アナログレコード

 大半のジャズフュージョン・ファンにとって,1969年=『BITCHES BREW』(以下『ビッチェズ・ブリュー』)であろう。そう。言わずと知れた「電化マイルス」の超大作である。
 しかし,ジャズフュージョン・ファンの10人に1人か2人は,1969年=『EMERGENCY!』(以下『エマージェンシー!』)と答える。そう。マイルス・デイビスが「正真正銘の天才」と認めたトニー・ウィリアムスが,そのマイルス・バンド独立直後に録音した「ライフタイム」の名盤である。

 そこで管理人の答えであるが,1969年=『ビッチェズ・ブリュー』&『エマージェンシー!』と答える! 禁じ手とお思いかもしれないが,管理人にとってこの2枚は,偶然ではなく「必然の組曲」! 「マイルス & トニー」が無意識のうちに作り上げた組曲! 一貫性&相互作用がある!
 そう。『ビッチェズ・ブリュー』&『エマージェンシー!』は,同じベクトルの延長線上にある。ジャズフュージョン界にとっての1969年とは「マイルス VS トニー」などではない。これはジャズロックとの戦いであった。そう。同じベクトルの延長線上にあるキーワード,それこそ「打倒!ジミヘン!」なのである。

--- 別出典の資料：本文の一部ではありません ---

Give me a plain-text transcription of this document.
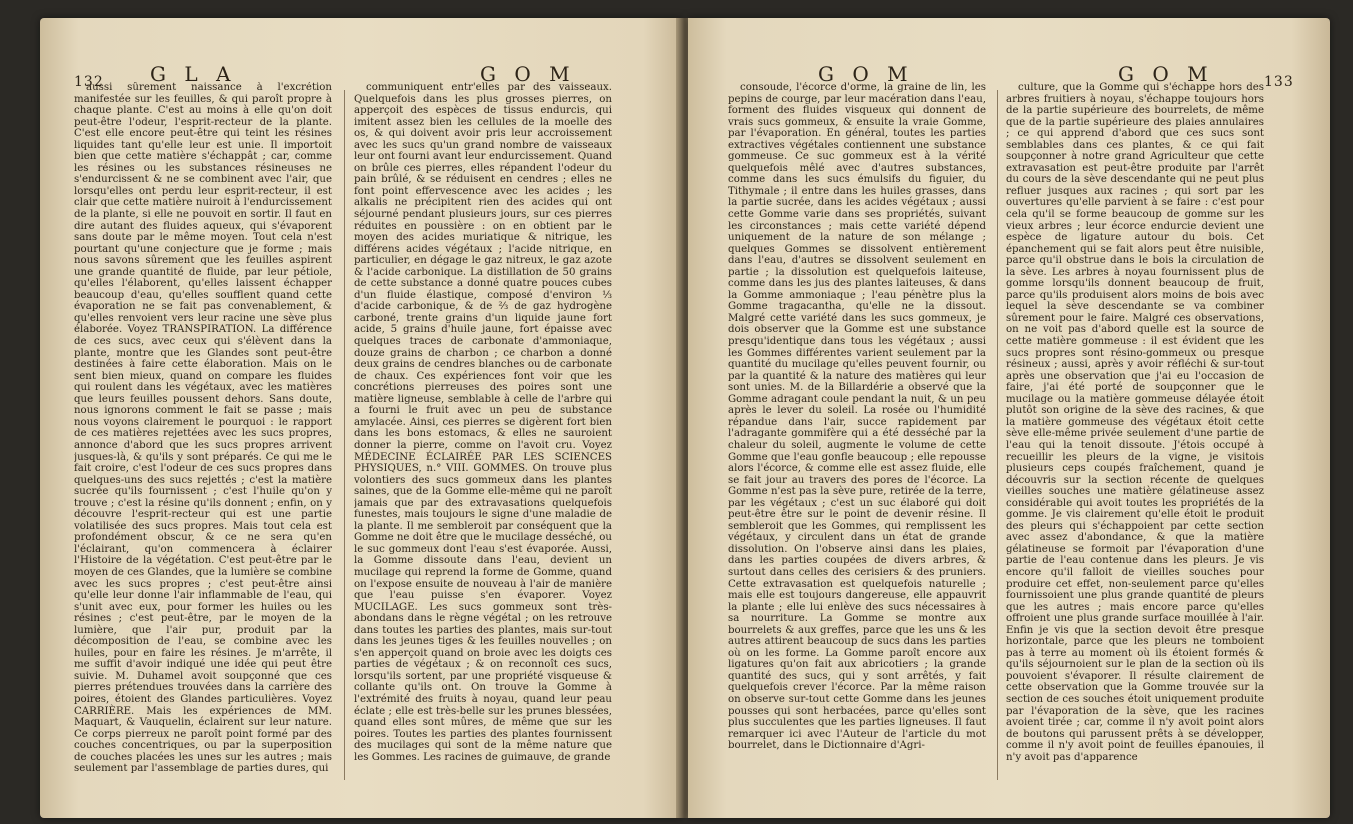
132 G L A	G O M

aussi sûrement naissance à l'excrétion manifestée sur les feuilles, & qui paroît propre à chaque plante. C'est au moins à elle qu'on doit peut-être l'odeur, l'esprit-recteur de la plante. C'est elle encore peut-être qui teint les résines liquides tant qu'elle leur est unie. Il importoit bien que cette matière s'échappât ; car, comme les résines ou les substances résineuses ne s'endurcissent & ne se combinent avec l'air, que lorsqu'elles ont perdu leur esprit-recteur, il est clair que cette matière nuiroit à l'endurcissement de la plante, si elle ne pouvoit en sortir. Il faut en dire autant des fluides aqueux, qui s'évaporent sans doute par le même moyen. Tout cela n'est pourtant qu'une conjecture que je forme ; mais nous savons sûrement que les feuilles aspirent une grande quantité de fluide, par leur pétiole, qu'elles l'élaborent, qu'elles laissent échapper beaucoup d'eau, qu'elles soufflent quand cette évaporation ne se fait pas convenablement, & qu'elles renvoient vers leur racine une sève plus élaborée. Voyez TRANSPIRATION. La différence de ces sucs, avec ceux qui s'élèvent dans la plante, montre que les Glandes sont peut-être destinées à faire cette élaboration. Mais on le sent bien mieux, quand on compare les fluides qui roulent dans les végétaux, avec les matières que leurs feuilles poussent dehors. Sans doute, nous ignorons comment le fait se passe ; mais nous voyons clairement le pourquoi : le rapport de ces matières rejettées avec les sucs propres, annonce d'abord que les sucs propres arrivent jusques-là, & qu'ils y sont préparés. Ce qui me le fait croire, c'est l'odeur de ces sucs propres dans quelques-uns des sucs rejettés ; c'est la matière sucrée qu'ils fournissent ; c'est l'huile qu'on y trouve ; c'est la résine qu'ils donnent ; enfin, on y découvre l'esprit-recteur qui est une partie volatilisée des sucs propres. Mais tout cela est profondément obscur, & ce ne sera qu'en l'éclairant, qu'on commencera à éclairer l'Histoire de la végétation. C'est peut-être par le moyen de ces Glandes, que la lumière se combine avec les sucs propres ; c'est peut-être ainsi qu'elle leur donne l'air inflammable de l'eau, qui s'unit avec eux, pour former les huiles ou les résines ; c'est peut-être, par le moyen de la lumière, que l'air pur, produit par la décomposition de l'eau, se combine avec les huiles, pour en faire les résines. Je m'arrête, il me suffit d'avoir indiqué une idée qui peut être suivie. M. Duhamel avoit soupçonné que ces pierres prétendues trouvées dans la carrière des poires, étoient des Glandes particulières. Voyez CARRIÈRE. Mais les expériences de MM. Maquart, & Vauquelin, éclairent sur leur nature. Ce corps pierreux ne paroît point formé par des couches concentriques, ou par la superposition de couches placées les unes sur les autres ; mais seulement par l'assemblage de parties dures, qui

communiquent entr'elles par des vaisseaux. Quelquefois dans les plus grosses pierres, on apperçoit des espèces de tissus endurcis, qui imitent assez bien les cellules de la moelle des os, & qui doivent avoir pris leur accroissement avec les sucs qu'un grand nombre de vaisseaux leur ont fourni avant leur endurcissement. Quand on brûle ces pierres, elles répandent l'odeur du pain brûlé, & se réduisent en cendres ; elles ne font point effervescence avec les acides ; les alkalis ne précipitent rien des acides qui ont séjourné pendant plusieurs jours, sur ces pierres réduites en poussière : on en obtient par le moyen des acides muriatique & nitrique, les différens acides végétaux ; l'acide nitrique, en particulier, en dégage le gaz nitreux, le gaz azote & l'acide carbonique. La distillation de 50 grains de cette substance a donné quatre pouces cubes d'un fluide élastique, composé d'environ ⅓ d'acide carbonique, & de ⅔ de gaz hydrogène carboné, trente grains d'un liquide jaune fort acide, 5 grains d'huile jaune, fort épaisse avec quelques traces de carbonate d'ammoniaque, douze grains de charbon ; ce charbon a donné deux grains de cendres blanches ou de carbonate de chaux. Ces expériences font voir que les concrétions pierreuses des poires sont une matière ligneuse, semblable à celle de l'arbre qui a fourni le fruit avec un peu de substance amylacée. Ainsi, ces pierres se digèrent fort bien dans les bons estomacs, & elles ne sauroient donner la pierre, comme on l'avoit cru. Voyez MÉDECINE ÉCLAIRÉE PAR LES SCIENCES PHYSIQUES, n.° VIII. GOMMES. On trouve plus volontiers des sucs gommeux dans les plantes saines, que de la Gomme elle-même qui ne paroît jamais que par des extravasations quelquefois funestes, mais toujours le signe d'une maladie de la plante. Il me sembleroit par conséquent que la Gomme ne doit être que le mucilage desséché, ou le suc gommeux dont l'eau s'est évaporée. Aussi, la Gomme dissoute dans l'eau, devient un mucilage qui reprend la forme de Gomme, quand on l'expose ensuite de nouveau à l'air de manière que l'eau puisse s'en évaporer. Voyez MUCILAGE. Les sucs gommeux sont très-abondans dans le règne végétal ; on les retrouve dans toutes les parties des plantes, mais sur-tout dans les jeunes tiges & les feuilles nouvelles ; on s'en apperçoit quand on broie avec les doigts ces parties de végétaux ; & on reconnoît ces sucs, lorsqu'ils sortent, par une propriété visqueuse & collante qu'ils ont. On trouve la Gomme à l'extrémité des fruits à noyau, quand leur peau éclate ; elle est très-belle sur les prunes blessées, quand elles sont mûres, de même que sur les poires. Toutes les parties des plantes fournissent des mucilages qui sont de la même nature que les Gommes. Les racines de guimauve, de grande

G O M	G O M	133

consoude, l'écorce d'orme, la graine de lin, les pepins de courge, par leur macération dans l'eau, forment des fluides visqueux qui donnent de vrais sucs gommeux, & ensuite la vraie Gomme, par l'évaporation. En général, toutes les parties extractives végétales contiennent une substance gommeuse. Ce suc gommeux est à la vérité quelquefois mêlé avec d'autres substances, comme dans les sucs émulsifs du figuier, du Tithymale ; il entre dans les huiles grasses, dans la partie sucrée, dans les acides végétaux ; aussi cette Gomme varie dans ses propriétés, suivant les circonstances ; mais cette variété dépend uniquement de la nature de son mélange ; quelques Gommes se dissolvent entièrement dans l'eau, d'autres se dissolvent seulement en partie ; la dissolution est quelquefois laiteuse, comme dans les jus des plantes laiteuses, & dans la Gomme ammoniaque ; l'eau pénètre plus la Gomme tragacantha, qu'elle ne la dissout. Malgré cette variété dans les sucs gommeux, je dois observer que la Gomme est une substance presqu'identique dans tous les végétaux ; aussi les Gommes différentes varient seulement par la quantité du mucilage qu'elles peuvent fournir, ou par la quantité & la nature des matières qui leur sont unies. M. de la Billardérie a observé que la Gomme adragant coule pendant la nuit, & un peu après le lever du soleil. La rosée ou l'humidité répandue dans l'air, succe rapidement par l'adragante gommifère qui a été desséché par la chaleur du soleil, augmente le volume de cette Gomme que l'eau gonfle beaucoup ; elle repousse alors l'écorce, & comme elle est assez fluide, elle se fait jour au travers des pores de l'écorce. La Gomme n'est pas la sève pure, retirée de la terre, par les végétaux ; c'est un suc élaboré qui doit peut-être être sur le point de devenir résine. Il sembleroit que les Gommes, qui remplissent les végétaux, y circulent dans un état de grande dissolution. On l'observe ainsi dans les plaies, dans les parties coupées de divers arbres, & surtout dans celles des cerisiers & des pruniers. Cette extravasation est quelquefois naturelle ; mais elle est toujours dangereuse, elle appauvrit la plante ; elle lui enlève des sucs nécessaires à sa nourriture. La Gomme se montre aux bourrelets & aux greffes, parce que les uns & les autres attirent beaucoup de sucs dans les parties où on les forme. La Gomme paroît encore aux ligatures qu'on fait aux abricotiers ; la grande quantité des sucs, qui y sont arrêtés, y fait quelquefois crever l'écorce. Par la même raison on observe sur-tout cette Gomme dans les jeunes pousses qui sont herbacées, parce qu'elles sont plus succulentes que les parties ligneuses. Il faut remarquer ici avec l'Auteur de l'article du mot bourrelet, dans le Dictionnaire d'Agri-

culture, que la Gomme qui s'échappe hors des arbres fruitiers à noyau, s'échappe toujours hors de la partie supérieure des bourrelets, de même que de la partie supérieure des plaies annulaires ; ce qui apprend d'abord que ces sucs sont semblables dans ces plantes, & ce qui fait soupçonner à notre grand Agriculteur que cette extravasation est peut-être produite par l'arrêt du cours de la sève descendante qui ne peut plus refluer jusques aux racines ; qui sort par les ouvertures qu'elle parvient à se faire : c'est pour cela qu'il se forme beaucoup de gomme sur les vieux arbres ; leur écorce endurcie devient une espèce de ligature autour du bois. Cet épanchement qui se fait alors peut être nuisible, parce qu'il obstrue dans le bois la circulation de la sève. Les arbres à noyau fournissent plus de gomme lorsqu'ils donnent beaucoup de fruit, parce qu'ils produisent alors moins de bois avec lequel la sève descendante se va combiner sûrement pour le faire. Malgré ces observations, on ne voit pas d'abord quelle est la source de cette matière gommeuse : il est évident que les sucs propres sont résino-gommeux ou presque résineux ; aussi, après y avoir réfléchi & sur-tout après une observation que j'ai eu l'occasion de faire, j'ai été porté de soupçonner que le mucilage ou la matière gommeuse délayée étoit plutôt son origine de la sève des racines, & que la matière gommeuse des végétaux étoit cette sève elle-même privée seulement d'une partie de l'eau qui la tenoit dissoute. J'étois occupé à recueillir les pleurs de la vigne, je visitois plusieurs ceps coupés fraîchement, quand je découvris sur la section récente de quelques vieilles souches une matière gélatineuse assez considérable qui avoit toutes les propriétés de la gomme. Je vis clairement qu'elle étoit le produit des pleurs qui s'échappoient par cette section avec assez d'abondance, & que la matière gélatineuse se formoit par l'évaporation d'une partie de l'eau contenue dans les pleurs. Je vis encore qu'il falloit de vieilles souches pour produire cet effet, non-seulement parce qu'elles fournissoient une plus grande quantité de pleurs que les autres ; mais encore parce qu'elles offroient une plus grande surface mouillée à l'air. Enfin je vis que la section devoit être presque horizontale, parce que les pleurs ne tomboient pas à terre au moment où ils étoient formés & qu'ils séjournoient sur le plan de la section où ils pouvoient s'évaporer. Il résulte clairement de cette observation que la Gomme trouvée sur la section de ces souches étoit uniquement produite par l'évaporation de la sève, que les racines avoient tirée ; car, comme il n'y avoit point alors de boutons qui parussent prêts à se développer, comme il n'y avoit point de feuilles épanouies, il n'y avoit pas d'apparence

 ジミヘンことジミー・ヘンドリックスとは“ご存知”ロック・ギタリストのカリスマ! 右利き用ストラトキャスターを逆さまに構えてのレフトハンド&歯で弾いたり,奇抜なファッションでギターに火を放つ姿など,その圧倒的パフォーマンスは余りにも有名。
 所謂,3大ギタリスト(エリック・クラプトン,ジェフ・ベック,ジミー・ペイジ)の一人ではない。それ以上である。エリック・クラプトンが「僕とジェフ・ベックが二人がかりでいっても,ジミにはかなわないだろう」と語ったことがあるように,3大ギタリストを越える“ギターの神様”なのである。
 そしてここが要点であるが,ジミヘンが真に越えたのは「1楽器としてのギターの壁」などではない。「ジャズとロックとの壁」をも越えて,新しいジャズ・ロックフュージョンの誕生に少なからず影響を及ぼしたことである。何と言っても“ジャズの帝王マイルス・デイビスをして「ジミヘンは自分がやりたい事を先にやった」と言わしめているのだから…。

 『ビッチェズ・ブリュー』&『エマージェンシー!』の両方に参加したギタリストジョン・マクラフリンは,録音時に「ジミ・ヘンドリックスのように弾くんだ」と指示されたと語っている。
 そう。マイルス・デイビストニー・ウィリアムスも自分のバンドで“仮想ジミヘン=ジョン・マクラフリン”との共演を望んだ。それが『ビッチェズ・ブリュー』であり『エマージェンシー!』の真実だと思っている。これが「必然の組曲」を語る所以である。

 さて,ここからは『エマージェンシー!』の個別批評
 「トニー・ウィリアムス・ライフタイム」とは“仮想ジミヘン=ジョン・マクラフリン”をメンバーに迎えた,天才ドラマートニー・ウィリアムスのバンドである。そう。あくまでも聴き所はトニー・ウィリアムスドラミングである。ここを押さえて聴いてほしい。

 エレクトリックアコースティックが“目まぐるしく移ろいゆく”のが「トニー・ウィリアムス・ライフタイム」の真骨頂! 「オルガン・トリオ」というジャズの伝統フォーマットでありながら,あくまでもロック・テイストを感じさせる秘訣こそ,トニー・ウィリアムスドラミングなのである。
 同じ8ビートを刻んでいるはずなのに“時に16ビートのような,時に4ビートのような”トラック毎に使い分けた“自由自在なドラミング”! これぞロック風アプローチにジャズ特有のアドリブが加わった“ジャズとロックの融合”フュージョンドラミングの完成形であろう。

 フュージョンが誕生した実り多き1969年。この『エマージェンシー!』の3ヶ月後に『ビッチェズ・ブリュー』が録音され,その同じ月にジミヘンが“伝説”と化した「ウッドストック」が開かれた。
 それまでマイルス・デイビスとジミ・ヘンドリックスに影響されてきた,天才ドラマートニー・ウィリアムスが“先陣を切って”偉大な2人に影響を及ぼしたのかもしれない。そう考えると…。